8.1.3 The front-end of the thorium fuel cycle

Mining and milling

Since no thorium-based fuel is being used at an industrial or commercial scale in the world today, there is no international market for thorium and it can be assumed that a supporting mining industry will not develop until the demand for thorium fuel increases. Nevertheless, thorium is still being used today for various specific applications,[16] and is generally obtained as a by-product of uranium and, more especially, of rare-earth mining. As such, there is no real need to develop a specific thorium mining industry given that enough thorium is, for the time being, generated as a by-product. The available mining experience allows one to make some of the following observations.
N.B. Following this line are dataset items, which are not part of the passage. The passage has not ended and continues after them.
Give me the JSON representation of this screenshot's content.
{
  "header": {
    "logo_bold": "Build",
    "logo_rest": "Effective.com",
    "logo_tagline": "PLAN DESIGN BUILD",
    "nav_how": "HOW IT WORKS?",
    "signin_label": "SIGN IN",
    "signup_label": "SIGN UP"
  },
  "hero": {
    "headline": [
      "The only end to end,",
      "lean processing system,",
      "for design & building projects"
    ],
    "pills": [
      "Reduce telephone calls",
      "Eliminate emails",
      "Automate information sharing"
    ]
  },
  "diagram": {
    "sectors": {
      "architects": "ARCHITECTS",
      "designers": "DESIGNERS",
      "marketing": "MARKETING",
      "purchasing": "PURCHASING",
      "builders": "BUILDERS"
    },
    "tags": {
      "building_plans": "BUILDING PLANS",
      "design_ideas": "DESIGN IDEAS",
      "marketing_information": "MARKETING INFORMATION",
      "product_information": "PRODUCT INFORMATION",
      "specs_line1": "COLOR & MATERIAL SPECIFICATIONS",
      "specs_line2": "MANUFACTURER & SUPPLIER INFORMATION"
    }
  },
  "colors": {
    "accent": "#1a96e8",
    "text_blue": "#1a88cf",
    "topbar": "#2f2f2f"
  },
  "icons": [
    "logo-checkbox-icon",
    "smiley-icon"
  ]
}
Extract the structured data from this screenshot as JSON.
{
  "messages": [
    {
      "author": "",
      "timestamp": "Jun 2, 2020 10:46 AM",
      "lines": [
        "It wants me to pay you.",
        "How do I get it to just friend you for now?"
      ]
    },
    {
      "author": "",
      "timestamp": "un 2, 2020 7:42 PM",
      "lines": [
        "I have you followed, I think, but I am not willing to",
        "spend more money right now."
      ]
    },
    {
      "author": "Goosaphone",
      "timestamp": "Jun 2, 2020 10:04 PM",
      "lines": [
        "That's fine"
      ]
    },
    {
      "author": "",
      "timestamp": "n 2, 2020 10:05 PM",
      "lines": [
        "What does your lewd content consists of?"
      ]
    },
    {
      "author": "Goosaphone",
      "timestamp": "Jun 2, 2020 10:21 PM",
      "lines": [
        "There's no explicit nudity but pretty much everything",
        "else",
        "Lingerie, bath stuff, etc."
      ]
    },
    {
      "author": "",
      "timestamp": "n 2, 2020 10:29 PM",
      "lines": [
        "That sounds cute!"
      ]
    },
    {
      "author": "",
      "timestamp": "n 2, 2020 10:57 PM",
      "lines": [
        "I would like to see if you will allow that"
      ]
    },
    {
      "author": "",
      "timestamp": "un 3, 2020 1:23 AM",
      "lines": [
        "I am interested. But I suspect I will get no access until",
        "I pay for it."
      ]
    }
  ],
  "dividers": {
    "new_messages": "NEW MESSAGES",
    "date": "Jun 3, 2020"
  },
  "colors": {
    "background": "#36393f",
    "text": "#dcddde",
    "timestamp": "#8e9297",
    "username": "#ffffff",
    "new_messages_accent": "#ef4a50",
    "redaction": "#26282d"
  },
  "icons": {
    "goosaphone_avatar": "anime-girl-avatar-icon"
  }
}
The primary source of thorium is the rare-earth and thorium phosphate mineral, monazite. Without demand for the rare earths, monazite would probably not be recovered for its thorium content. Other ore minerals with higher thorium contents, such as thorite, would be more likely sources. However, mining of monazite deposits is easier than that of uranium-bearing ores. Very little overburden is removed as monazite is produced from beach sands or placer deposits.

Thorium is found in a number of minerals. Hence there are several process alternatives, like physical and magnetic separation and heavy-metal chemical extraction. Monazite, the chief commercial ore from which thorium is extracted, is chemically inert and any chemical treatment for extracting thorium must initially be very severe to achieve the complete dissolution necessary for the separation of the rare-earth elements, uranium and phosphates. The most common dissolution processes use highly concentrated sulphuric acid or highly concentrated sodium hydroxide.

Monazite is pulverized and leached in a 50-70% solution of hot sodium hydroxide and undergoes solvent extraction, stripping operations and ion exchange to obtain thorium nitrate, which is ultimately converted to thorium oxide powder. Those operations are necessary to obtain the level of purity required for nuclear applications. Like uranium, thorium is naturally radioactive but the ‘radon impact’ from processing thorium ores is easier to handle because its radioactive daughter thoron (Rn-220) is shorter lived (its half-life is 56 s) than its radon counterpart from uranium milling operations (Rn-222 with a half-life of 3.8 days).